By Yoruba Richen
When I began documenting the same-sex marriage quest in Maryland which ultimately became the award-winning film, “The New Black,” I was intrigued by the many nuances explored and positions justified when people were taking a stance either for or against. Of particular note were those against same-sex marriage in the name of their religious platforms (e.g. “I can’t support this because the Bible says it’s wrong.”) Even now, that viewpoint resonates with me because it is laced with such innuendo, assumption and, in some instances, downright fiction.
Today there are 37 states with legal same-sex marriage laws which demonstrates a quantum leap since “The New Black” premiered. To give you an idea of how far we’ve come, in February 2014 there were only 17 states with such laws. And to hopefully further progress, the U.S. Supreme Court is set to render a decision on whether states can institute a gay marriage ban. If victorious in favor of the LGBT community, it will overthrow existing bans in the remaining 13 states, declaring them unconstitutional. That would be a civil rights coup in the name of love and justice.
It brings to mind less than 50 years ago, when a similar civil rights battle was presented before the U.S. Supreme Court: Loving v. Virginia (1967).
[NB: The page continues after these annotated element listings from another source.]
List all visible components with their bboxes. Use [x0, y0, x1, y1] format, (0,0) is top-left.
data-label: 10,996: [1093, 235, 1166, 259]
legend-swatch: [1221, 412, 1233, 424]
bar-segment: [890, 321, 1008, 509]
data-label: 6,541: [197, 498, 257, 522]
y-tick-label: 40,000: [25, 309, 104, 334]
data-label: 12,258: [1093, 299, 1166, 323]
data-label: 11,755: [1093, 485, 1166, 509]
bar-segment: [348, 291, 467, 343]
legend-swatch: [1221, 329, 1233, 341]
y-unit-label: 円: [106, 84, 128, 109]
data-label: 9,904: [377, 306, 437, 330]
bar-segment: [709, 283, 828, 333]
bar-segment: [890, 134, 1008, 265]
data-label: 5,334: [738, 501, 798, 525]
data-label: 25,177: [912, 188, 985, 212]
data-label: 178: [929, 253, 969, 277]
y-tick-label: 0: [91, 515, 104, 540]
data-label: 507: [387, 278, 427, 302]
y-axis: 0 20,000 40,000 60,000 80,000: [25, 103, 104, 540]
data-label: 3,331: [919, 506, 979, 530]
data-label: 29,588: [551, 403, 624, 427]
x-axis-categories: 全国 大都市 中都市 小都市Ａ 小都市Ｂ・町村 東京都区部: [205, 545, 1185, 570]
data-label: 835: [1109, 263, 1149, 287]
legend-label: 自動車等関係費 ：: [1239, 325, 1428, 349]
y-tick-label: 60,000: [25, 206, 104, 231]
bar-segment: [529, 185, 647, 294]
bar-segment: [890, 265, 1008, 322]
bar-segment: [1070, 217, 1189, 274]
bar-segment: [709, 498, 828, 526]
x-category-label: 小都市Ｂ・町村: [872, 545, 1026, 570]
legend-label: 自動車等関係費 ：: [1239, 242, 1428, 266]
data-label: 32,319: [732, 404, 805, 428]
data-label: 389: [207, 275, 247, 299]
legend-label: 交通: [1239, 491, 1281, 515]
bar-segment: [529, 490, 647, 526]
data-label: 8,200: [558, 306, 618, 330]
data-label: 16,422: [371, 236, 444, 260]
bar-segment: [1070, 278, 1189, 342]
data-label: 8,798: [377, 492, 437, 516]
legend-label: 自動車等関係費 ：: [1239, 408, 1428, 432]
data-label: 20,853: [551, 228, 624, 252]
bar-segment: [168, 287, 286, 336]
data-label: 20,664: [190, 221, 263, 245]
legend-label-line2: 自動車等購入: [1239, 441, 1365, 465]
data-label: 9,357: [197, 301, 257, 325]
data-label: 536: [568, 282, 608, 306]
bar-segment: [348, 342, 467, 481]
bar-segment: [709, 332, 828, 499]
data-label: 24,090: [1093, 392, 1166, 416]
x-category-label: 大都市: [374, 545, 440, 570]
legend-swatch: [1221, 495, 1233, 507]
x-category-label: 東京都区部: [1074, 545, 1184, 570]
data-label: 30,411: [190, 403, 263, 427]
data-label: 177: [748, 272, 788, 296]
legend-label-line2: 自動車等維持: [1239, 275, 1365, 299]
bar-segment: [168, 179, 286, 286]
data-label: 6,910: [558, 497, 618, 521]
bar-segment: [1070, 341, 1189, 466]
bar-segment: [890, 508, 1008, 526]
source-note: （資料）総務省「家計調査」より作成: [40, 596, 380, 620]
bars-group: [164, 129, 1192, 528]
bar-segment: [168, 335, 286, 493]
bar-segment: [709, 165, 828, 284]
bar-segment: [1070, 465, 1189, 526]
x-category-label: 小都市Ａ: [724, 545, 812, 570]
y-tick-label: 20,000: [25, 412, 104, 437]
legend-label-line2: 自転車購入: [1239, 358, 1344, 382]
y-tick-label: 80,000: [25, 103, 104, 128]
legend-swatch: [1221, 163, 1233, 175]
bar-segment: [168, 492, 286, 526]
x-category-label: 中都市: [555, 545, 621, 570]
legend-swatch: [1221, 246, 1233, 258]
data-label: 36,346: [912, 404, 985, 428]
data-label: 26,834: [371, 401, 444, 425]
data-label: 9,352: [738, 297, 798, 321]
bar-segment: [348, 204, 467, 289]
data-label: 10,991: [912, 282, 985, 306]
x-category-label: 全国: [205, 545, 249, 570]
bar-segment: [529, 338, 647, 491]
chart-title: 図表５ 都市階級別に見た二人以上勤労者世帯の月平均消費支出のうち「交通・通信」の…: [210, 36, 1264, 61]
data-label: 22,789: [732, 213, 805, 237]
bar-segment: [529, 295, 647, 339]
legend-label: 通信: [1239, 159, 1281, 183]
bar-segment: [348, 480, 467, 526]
This landmark ruling overturned Virginia’s ban on interracial marriage and was subsequently applied to the remaining 15 states that outlawed matrimony between people of different ethnicities. The similarities between today’s quest and the Loving story are astounding:
1. Today, 13 states still have bans on gay marriage; during the Loving battle, there were 16 declaring interracial unions illegal.
2. Today, the LGBT community simply wants the right to a legal marriage in the states where they reside; Richard and Mildred Loving wanted to live in wedlock in their home state of Virginia.
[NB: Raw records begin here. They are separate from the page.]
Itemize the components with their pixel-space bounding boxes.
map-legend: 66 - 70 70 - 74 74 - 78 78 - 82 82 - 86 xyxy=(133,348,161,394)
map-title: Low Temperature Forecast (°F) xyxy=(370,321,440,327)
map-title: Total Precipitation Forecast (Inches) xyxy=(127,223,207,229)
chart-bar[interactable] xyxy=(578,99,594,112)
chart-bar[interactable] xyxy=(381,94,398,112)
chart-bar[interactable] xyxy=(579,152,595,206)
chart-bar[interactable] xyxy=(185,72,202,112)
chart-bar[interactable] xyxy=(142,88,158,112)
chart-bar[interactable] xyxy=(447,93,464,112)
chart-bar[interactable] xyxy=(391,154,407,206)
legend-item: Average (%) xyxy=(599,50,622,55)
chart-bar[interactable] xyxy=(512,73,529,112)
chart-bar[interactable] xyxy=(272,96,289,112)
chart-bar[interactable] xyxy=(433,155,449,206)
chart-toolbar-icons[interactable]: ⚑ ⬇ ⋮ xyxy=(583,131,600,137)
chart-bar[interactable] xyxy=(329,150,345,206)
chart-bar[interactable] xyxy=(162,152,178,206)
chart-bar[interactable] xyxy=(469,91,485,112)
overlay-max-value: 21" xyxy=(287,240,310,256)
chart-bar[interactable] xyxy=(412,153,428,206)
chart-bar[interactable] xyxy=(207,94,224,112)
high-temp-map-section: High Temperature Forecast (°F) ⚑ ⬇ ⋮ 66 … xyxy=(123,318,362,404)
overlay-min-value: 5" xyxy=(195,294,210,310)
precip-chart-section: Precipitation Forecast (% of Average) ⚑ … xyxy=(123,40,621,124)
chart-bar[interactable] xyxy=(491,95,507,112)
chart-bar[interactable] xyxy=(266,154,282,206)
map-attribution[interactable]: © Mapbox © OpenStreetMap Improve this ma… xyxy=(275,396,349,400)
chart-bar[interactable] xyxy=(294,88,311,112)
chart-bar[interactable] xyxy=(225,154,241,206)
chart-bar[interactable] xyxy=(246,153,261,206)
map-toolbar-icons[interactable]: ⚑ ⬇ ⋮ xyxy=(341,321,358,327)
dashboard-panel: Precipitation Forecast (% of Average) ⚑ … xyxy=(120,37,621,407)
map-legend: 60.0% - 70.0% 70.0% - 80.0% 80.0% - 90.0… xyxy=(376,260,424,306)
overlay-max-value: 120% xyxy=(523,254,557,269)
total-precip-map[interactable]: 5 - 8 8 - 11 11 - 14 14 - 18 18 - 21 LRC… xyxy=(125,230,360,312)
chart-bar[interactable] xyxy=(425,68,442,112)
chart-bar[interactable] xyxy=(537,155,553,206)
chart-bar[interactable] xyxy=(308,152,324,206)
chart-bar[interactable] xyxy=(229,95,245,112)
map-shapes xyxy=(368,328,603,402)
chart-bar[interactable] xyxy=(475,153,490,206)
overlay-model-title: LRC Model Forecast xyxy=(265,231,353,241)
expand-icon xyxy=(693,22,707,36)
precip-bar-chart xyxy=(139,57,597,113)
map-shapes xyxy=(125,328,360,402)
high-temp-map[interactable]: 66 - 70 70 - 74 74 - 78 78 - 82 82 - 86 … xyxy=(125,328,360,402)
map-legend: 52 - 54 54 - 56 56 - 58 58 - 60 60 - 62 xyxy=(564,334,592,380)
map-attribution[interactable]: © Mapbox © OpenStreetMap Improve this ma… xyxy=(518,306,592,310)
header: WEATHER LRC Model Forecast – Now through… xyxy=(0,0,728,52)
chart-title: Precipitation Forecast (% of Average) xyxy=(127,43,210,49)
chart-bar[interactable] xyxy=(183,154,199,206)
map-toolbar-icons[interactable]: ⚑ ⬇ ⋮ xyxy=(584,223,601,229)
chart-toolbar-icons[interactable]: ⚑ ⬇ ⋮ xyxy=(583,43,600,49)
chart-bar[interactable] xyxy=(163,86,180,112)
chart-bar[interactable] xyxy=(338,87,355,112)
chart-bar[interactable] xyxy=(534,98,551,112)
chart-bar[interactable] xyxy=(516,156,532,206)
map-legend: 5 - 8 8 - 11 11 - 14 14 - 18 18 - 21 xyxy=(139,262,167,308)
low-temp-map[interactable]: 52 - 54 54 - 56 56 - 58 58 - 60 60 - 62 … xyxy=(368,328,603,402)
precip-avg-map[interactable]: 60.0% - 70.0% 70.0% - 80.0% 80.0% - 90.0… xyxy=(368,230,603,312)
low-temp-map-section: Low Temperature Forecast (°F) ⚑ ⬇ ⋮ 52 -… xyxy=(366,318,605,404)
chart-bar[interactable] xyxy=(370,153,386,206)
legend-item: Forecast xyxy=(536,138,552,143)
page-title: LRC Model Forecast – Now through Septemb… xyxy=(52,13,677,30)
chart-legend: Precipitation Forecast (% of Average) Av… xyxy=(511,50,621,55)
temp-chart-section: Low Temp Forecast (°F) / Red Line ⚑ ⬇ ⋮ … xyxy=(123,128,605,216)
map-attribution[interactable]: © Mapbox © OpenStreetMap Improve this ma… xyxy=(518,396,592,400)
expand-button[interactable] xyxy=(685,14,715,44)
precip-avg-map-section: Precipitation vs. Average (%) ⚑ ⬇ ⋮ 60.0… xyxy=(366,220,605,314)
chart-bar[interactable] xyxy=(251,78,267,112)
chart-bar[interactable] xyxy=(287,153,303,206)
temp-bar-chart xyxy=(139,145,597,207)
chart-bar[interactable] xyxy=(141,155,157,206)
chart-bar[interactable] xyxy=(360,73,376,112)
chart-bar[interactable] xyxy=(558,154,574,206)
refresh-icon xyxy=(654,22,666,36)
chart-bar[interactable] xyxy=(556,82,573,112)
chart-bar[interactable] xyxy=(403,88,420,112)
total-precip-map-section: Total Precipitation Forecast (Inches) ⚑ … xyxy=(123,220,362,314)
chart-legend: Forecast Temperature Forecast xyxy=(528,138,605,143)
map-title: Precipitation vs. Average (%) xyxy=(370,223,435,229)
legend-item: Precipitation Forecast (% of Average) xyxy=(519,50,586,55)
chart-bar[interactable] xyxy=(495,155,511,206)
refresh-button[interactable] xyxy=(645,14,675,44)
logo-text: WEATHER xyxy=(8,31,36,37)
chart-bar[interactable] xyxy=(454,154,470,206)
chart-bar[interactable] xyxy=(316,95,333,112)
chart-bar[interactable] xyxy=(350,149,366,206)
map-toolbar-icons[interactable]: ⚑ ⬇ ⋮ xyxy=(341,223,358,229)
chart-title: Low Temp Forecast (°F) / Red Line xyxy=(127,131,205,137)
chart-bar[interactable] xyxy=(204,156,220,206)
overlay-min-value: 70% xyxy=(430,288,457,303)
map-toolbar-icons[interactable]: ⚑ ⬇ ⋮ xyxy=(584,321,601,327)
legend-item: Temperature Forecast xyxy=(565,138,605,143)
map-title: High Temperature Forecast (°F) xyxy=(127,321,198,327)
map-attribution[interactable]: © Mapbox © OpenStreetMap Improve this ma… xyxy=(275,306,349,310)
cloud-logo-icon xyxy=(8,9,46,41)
3. Both battles call into question whether bans violate human and civil rights.
While similarities are stark, today’s challenge facing the LGBT population has an additional layer which is cloaked in the Bible. Some who oppose legalizing same-sex marriage cite their belief that it is forbidden according to the “Good Book.” Though we are making great strides, choosing to discriminate against the LGBT community for sacred reasons continues to create a convenient, thorny cross for us all to bear — pun intended.
Let’s take the resurgence of the Religious Freedom Restoration Act, which has recently passed in Indiana and Arkansas with a potentially blaring version being contemplated in Louisiana. Even with revisions to the language in Indiana, RFRA’s blatant legislation affords people legal legs to discriminate — and they can do so by applying sketchy and selective interpretation of religious doctrine.
For instance, a small business refuses to cater a wedding for a lesbian couple because Christian beliefs don’t support the lifestyle. In the Old Testament, it states that sex with the same gender is an abomination. It also applies this same judgement to any sexual acts other than those between husband and wife. The New Testament condemns all forms of sexual immorality. There is no reference in the Bible admonishing gay marriage. So, I’ll argue that unless this establishment inquired about the lesbian couple’s sexual behavior and based its service refusal on the answer, it is unconstitutional to stand on religion. And for that matter, a heterosexual couple would also have to be polled to glean whether they’ve had premarital sex. Or, what if a heterosexual couple samples cake and the husband exclaims, “Oh my God, that is delicious”? Will they be escorted from the building since one of the Ten Commandments reads, “Thou shall not take the name of the Lord thy God in vain”?
In order to base service decisions on religious freedom, one would have to investigate each customer and determine if they’ve violated doctrine in any way. Anything short of this is cherry-picking, exercising selective rights-of-refusal. In other words, it is discrimination, and enacting legislation which makes such behavior legal is the real abomination.
As we continue the quest for the LGBT population’s right to legally marry in every state, we must also be vigilant about opposing legislation that allows someone to discriminate in the name of the Lord.